Витке, подумав, не вернулся домой, но пошёл почивать в комнату Константини, не желая удаляться из замка. Можно было ожидать, что царь очень рано встанет и начнёт день.
Весь двор с рассвета был на ногах, готовый развлекать достойного гостя, который никому не показался, ничего не требовал, и объявил, что обедать будет один у себя. Как приказал, так и вышло.
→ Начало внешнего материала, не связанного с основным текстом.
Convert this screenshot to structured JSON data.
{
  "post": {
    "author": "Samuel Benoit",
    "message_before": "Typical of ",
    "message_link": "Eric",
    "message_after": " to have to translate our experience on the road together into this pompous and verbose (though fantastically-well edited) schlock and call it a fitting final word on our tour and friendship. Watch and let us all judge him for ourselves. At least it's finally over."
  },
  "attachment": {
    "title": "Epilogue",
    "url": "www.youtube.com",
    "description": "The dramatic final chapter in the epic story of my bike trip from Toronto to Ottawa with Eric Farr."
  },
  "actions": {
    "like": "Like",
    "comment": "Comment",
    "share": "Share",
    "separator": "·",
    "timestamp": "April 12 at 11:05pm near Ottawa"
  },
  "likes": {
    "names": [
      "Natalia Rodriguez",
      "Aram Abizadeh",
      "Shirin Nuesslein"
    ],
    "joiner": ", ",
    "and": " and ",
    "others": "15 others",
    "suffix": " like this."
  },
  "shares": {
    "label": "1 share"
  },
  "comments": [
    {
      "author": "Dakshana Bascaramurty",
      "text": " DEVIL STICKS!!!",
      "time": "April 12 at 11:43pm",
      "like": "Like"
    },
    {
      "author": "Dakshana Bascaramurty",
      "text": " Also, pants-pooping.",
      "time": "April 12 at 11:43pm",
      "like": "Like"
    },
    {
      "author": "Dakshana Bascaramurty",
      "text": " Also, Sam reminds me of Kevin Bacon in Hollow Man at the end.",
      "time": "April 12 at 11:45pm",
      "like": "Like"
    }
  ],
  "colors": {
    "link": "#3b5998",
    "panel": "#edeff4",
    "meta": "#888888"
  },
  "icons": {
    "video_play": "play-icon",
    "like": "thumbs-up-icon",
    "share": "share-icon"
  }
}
Чуть отдохнув после обеда, царь пожелал увидеть цейхгауз, а барону Рехенбергу поручил объявить об аудиенции у жены и матери курфюрста.
Обе дамы, украшенные драгоценностями, несмотря на траур по курфюрсту Ганноверскому, тщетно ожидали его до позднего вечера. Царь вбежал к ним на коротких полчасика с вежливыми комплиментами, сел между двумя дамами на стульчик, но к этой аудиенции такое маленькое придавал значение, что даже не переоделся для неё.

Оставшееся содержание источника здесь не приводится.